Controversies and Areas of Uncertainty
Timing and number of hand operations There is no single agreed protocol. Most centres favour an early, border-first, staged release completed by 2-4 years, but the exact age to start, the number of stages, and how aggressively to pursue a five-fingered hand in type III cases vary between units (Roje 2012; Theman/Upton 2018).
How far to go in the type III hand Central coalition osteotomy can create five digits in severe hands, but it requires more operations. Whether the extra aesthetic and functional gain justifies the additional surgery is a judgement made with each family (Theman/Upton 2018).
Feet Toe syndactyly is usually left alone because it rarely impairs function; routine separation is not recommended, and indications for foot surgery remain selective.

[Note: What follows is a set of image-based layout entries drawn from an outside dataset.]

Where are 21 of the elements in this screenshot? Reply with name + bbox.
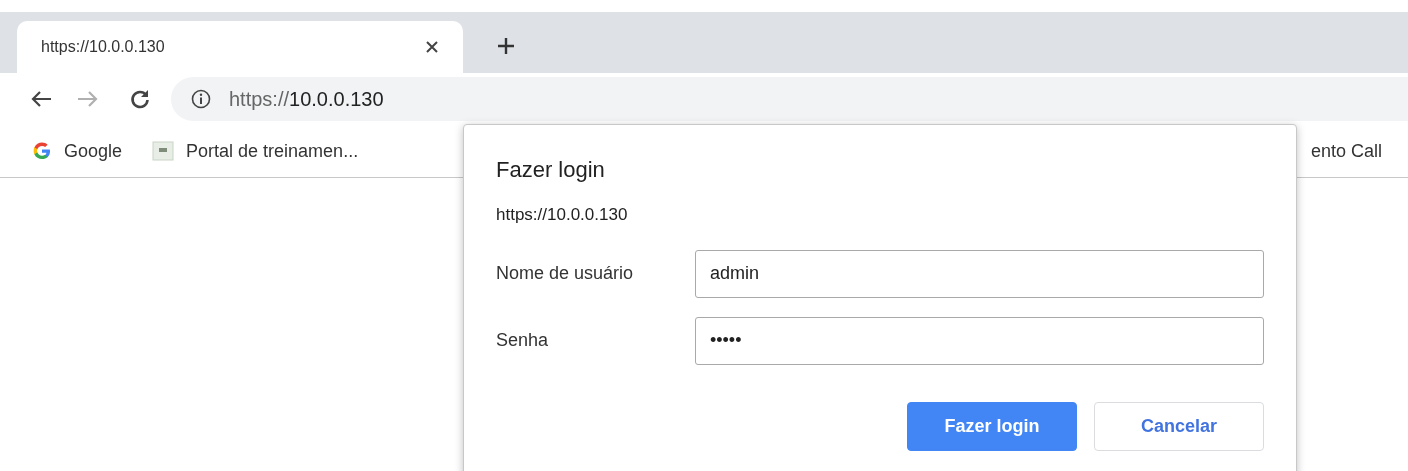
dialog-origin: https://10.0.0.130 bbox=[496, 204, 629, 226]
bookmark-item[interactable]: ento Call bbox=[1310, 137, 1382, 165]
bookmark-item[interactable]: Portal de treinamen... bbox=[152, 137, 359, 165]
login-button[interactable]: Fazer login bbox=[907, 401, 1077, 451]
url-text: https://10.0.0.130 bbox=[229, 87, 384, 112]
field-label: Senha bbox=[496, 329, 550, 352]
browser-tab[interactable]: https://10.0.0.130 bbox=[17, 21, 463, 73]
dialog-title: Fazer login bbox=[496, 156, 606, 184]
google-logo-icon bbox=[32, 141, 52, 161]
close-icon[interactable] bbox=[425, 40, 439, 54]
new-tab-icon[interactable] bbox=[497, 37, 515, 55]
input-field[interactable]: admin bbox=[694, 249, 1264, 298]
info-icon[interactable] bbox=[191, 89, 211, 109]
reload-icon[interactable] bbox=[129, 88, 151, 110]
address-bar[interactable]: https://10.0.0.130 bbox=[171, 77, 1408, 121]
field-label: Nome de usuário bbox=[496, 262, 635, 285]
cancel-button[interactable]: Cancelar bbox=[1094, 401, 1264, 451]
site-favicon-icon bbox=[152, 141, 175, 161]
back-arrow-icon[interactable] bbox=[30, 90, 52, 108]
input-field[interactable]: ••••• bbox=[694, 316, 1264, 365]
bookmark-item[interactable]: Google bbox=[32, 137, 123, 165]
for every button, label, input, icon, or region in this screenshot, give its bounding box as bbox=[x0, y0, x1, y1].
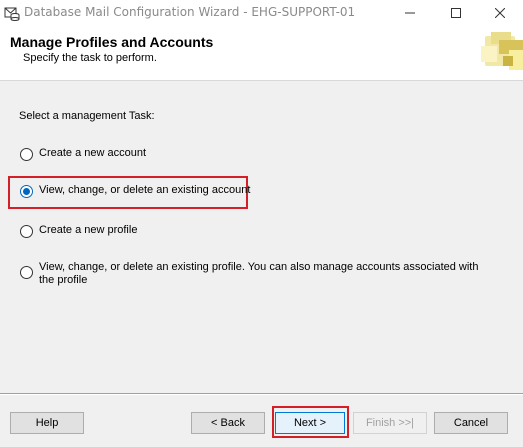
finish-button[interactable]: Finish >>| bbox=[353, 412, 427, 434]
option-label: Create a new account bbox=[39, 147, 147, 159]
radio-edit-account[interactable] bbox=[20, 185, 33, 198]
database-mail-icon bbox=[4, 7, 20, 21]
option-label: View, change, or delete an existing prof… bbox=[39, 261, 479, 286]
option-edit-profile[interactable]: View, change, or delete an existing prof… bbox=[20, 261, 490, 287]
next-button[interactable]: Next > bbox=[275, 412, 345, 434]
cancel-button[interactable]: Cancel bbox=[434, 412, 508, 434]
page-title: Manage Profiles and Accounts bbox=[10, 34, 214, 50]
page-subtitle: Specify the task to perform. bbox=[23, 52, 157, 64]
option-label: Create a new profile bbox=[39, 224, 138, 236]
radio-create-account[interactable] bbox=[20, 148, 33, 161]
option-edit-account[interactable]: View, change, or delete an existing acco… bbox=[20, 184, 250, 198]
radio-edit-profile[interactable] bbox=[20, 266, 33, 279]
title-bar: Database Mail Configuration Wizard - EHG… bbox=[0, 0, 523, 25]
option-label: View, change, or delete an existing acco… bbox=[39, 184, 251, 196]
option-create-account[interactable]: Create a new account bbox=[20, 147, 146, 161]
task-label: Select a management Task: bbox=[19, 110, 155, 122]
radio-create-profile[interactable] bbox=[20, 225, 33, 238]
close-button[interactable] bbox=[477, 0, 523, 25]
option-create-profile[interactable]: Create a new profile bbox=[20, 224, 137, 238]
wizard-header: Manage Profiles and Accounts Specify the… bbox=[0, 25, 523, 81]
minimize-icon bbox=[405, 12, 415, 13]
help-button[interactable]: Help bbox=[10, 412, 84, 434]
footer-separator-highlight bbox=[0, 394, 523, 395]
wizard-banner-icon bbox=[481, 32, 523, 70]
maximize-button[interactable] bbox=[433, 0, 479, 25]
back-button[interactable]: < Back bbox=[191, 412, 265, 434]
maximize-icon bbox=[451, 7, 461, 18]
close-icon bbox=[495, 7, 505, 18]
window-title: Database Mail Configuration Wizard - EHG… bbox=[24, 5, 356, 19]
minimize-button[interactable] bbox=[387, 0, 433, 25]
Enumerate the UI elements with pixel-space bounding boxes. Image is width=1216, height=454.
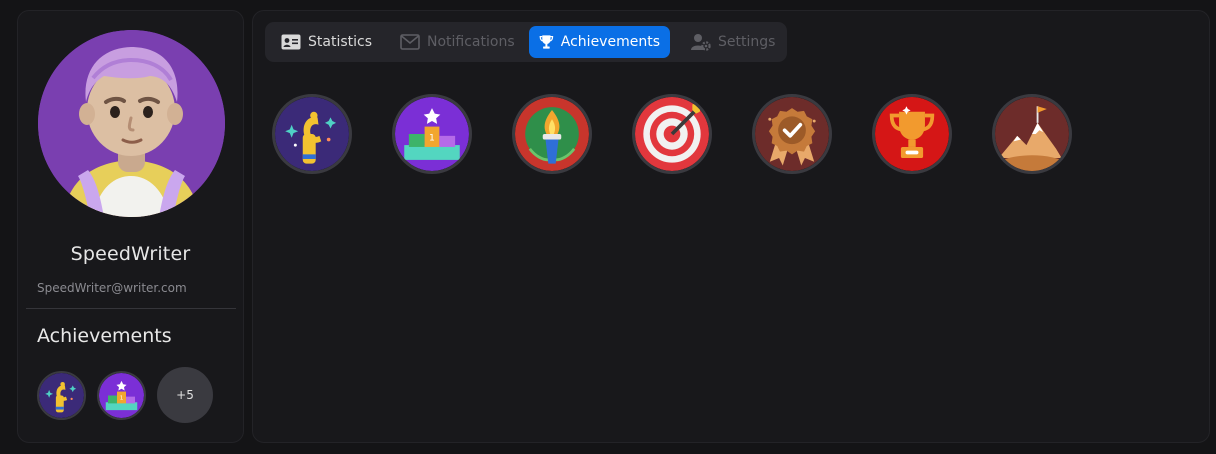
more-achievements-button[interactable]: +5 xyxy=(157,367,213,423)
tab-bar: Statistics Notifications Achievements Se… xyxy=(265,22,787,62)
torch-badge-icon xyxy=(515,97,589,171)
envelope-icon xyxy=(400,34,420,50)
svg-text:1: 1 xyxy=(120,395,124,401)
avatar-illustration xyxy=(38,30,225,217)
id-card-icon xyxy=(281,34,301,50)
tab-notifications-label: Notifications xyxy=(427,34,515,50)
main-panel: Statistics Notifications Achievements Se… xyxy=(252,10,1210,443)
podium-star-badge-icon: 1 xyxy=(395,97,469,171)
tab-achievements[interactable]: Achievements xyxy=(529,26,670,58)
user-email: SpeedWriter@writer.com xyxy=(37,281,187,295)
tab-settings[interactable]: Settings xyxy=(681,26,785,58)
hand-coin-badge-icon xyxy=(275,97,349,171)
achievement-badge[interactable] xyxy=(752,94,832,174)
achievement-badge[interactable]: 1 xyxy=(392,94,472,174)
tab-statistics[interactable]: Statistics xyxy=(271,26,382,58)
target-arrow-badge-icon xyxy=(635,97,709,171)
tab-settings-label: Settings xyxy=(718,34,776,50)
podium-star-badge-icon: 1 xyxy=(99,373,144,418)
user-gear-icon xyxy=(691,34,711,51)
profile-card: SpeedWriter SpeedWriter@writer.com Achie… xyxy=(17,10,244,443)
tab-achievements-label: Achievements xyxy=(560,34,660,50)
achievement-badge[interactable] xyxy=(272,94,352,174)
tab-notifications[interactable]: Notifications xyxy=(390,26,525,58)
achievement-badge[interactable] xyxy=(512,94,592,174)
achievement-badge[interactable] xyxy=(992,94,1072,174)
achievement-badge[interactable] xyxy=(872,94,952,174)
tab-statistics-label: Statistics xyxy=(308,34,372,50)
trophy-icon xyxy=(539,35,554,49)
ribbon-check-badge-icon xyxy=(755,97,829,171)
trophy-badge-icon xyxy=(875,97,949,171)
achievement-badge[interactable] xyxy=(632,94,712,174)
svg-text:1: 1 xyxy=(429,132,435,143)
mini-badge-podium[interactable]: 1 xyxy=(97,371,146,420)
achievements-heading: Achievements xyxy=(37,325,172,347)
mountain-flag-badge-icon xyxy=(995,97,1069,171)
achievements-page: SpeedWriter SpeedWriter@writer.com Achie… xyxy=(0,0,1216,454)
avatar[interactable] xyxy=(38,30,225,217)
mini-badge-hand-coin[interactable] xyxy=(37,371,86,420)
hand-coin-badge-icon xyxy=(39,373,84,418)
divider xyxy=(26,308,236,309)
username: SpeedWriter xyxy=(70,243,191,265)
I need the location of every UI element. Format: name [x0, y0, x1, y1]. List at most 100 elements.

Genotype-guided counselling The Ser252Trp/Pro253Arg phenotype gradient (worse face vs worse hands) is real but not absolute, so genotype informs but does not dictate individual prognosis (Wilkie 2001).
APERT SYNDROME
Clinical summary
GENETICS
- •FGFR2 mutation
- •Ser252Trp / Pro253Arg
- •Autosomal dominant
- •Allelic with Crouzon
CRANIOFACIAL
- •Acrocephaly (turret skull)
- •Midface hypoplasia
- •Hypertelorism, proptosis
- •Craniosynostosis
HAND
- •Complex bony syndactyly
- •Mitten/spade hand
- •Short radial thumb
- •Symphalangism (spares little finger)
CLASSIFICATION
- •Upton I - spade
- •Upton II - spoon/mitten
- •Upton III - rosebud/hoof
- •Drives surgical plan
SURGERY
- •Staged, border-first release
- •Open first web, fix thumb
- •Never both sides of one digit
- •Complete by 2-4 years
PERIOP
- •Difficult airway
- •Cervical fusion (C5-C6)
- •OSA
- •Exclude raised ICP first
Self-Assessment Quiz
Differential Diagnosis
Other FGFR-related craniosynostosis syndromes:
| Condition | Gene | Key Differentiator |
|---|---|---|
| Apert syndrome | FGFR2 | Severe complex (bony) syndactyly - mitten hand |
| Crouzon syndrome | FGFR2 | Craniosynostosis with normal limbs |
| Pfeiffer syndrome | FGFR1/FGFR2 | Broad, deviated thumbs and big toes; partial syndactyly |
| Saethre-Chotzen syndrome | TWIST1 | Ptosis, low frontal hairline, mild cutaneous syndactyly |
| Carpenter syndrome | RAB23 | Autosomal recessive; polydactyly with syndactyly |
Key Distinguishing Points:
- Apert: The most severe hand syndactyly (bony fusion, conjoined nail).
- Crouzon: FGFR2 like Apert, but limbs are normal - this is the classic contrast.
- Pfeiffer: Broad thumbs and big toes are the clue.
- Saethre-Chotzen: Milder, with ptosis and a low frontal hairline.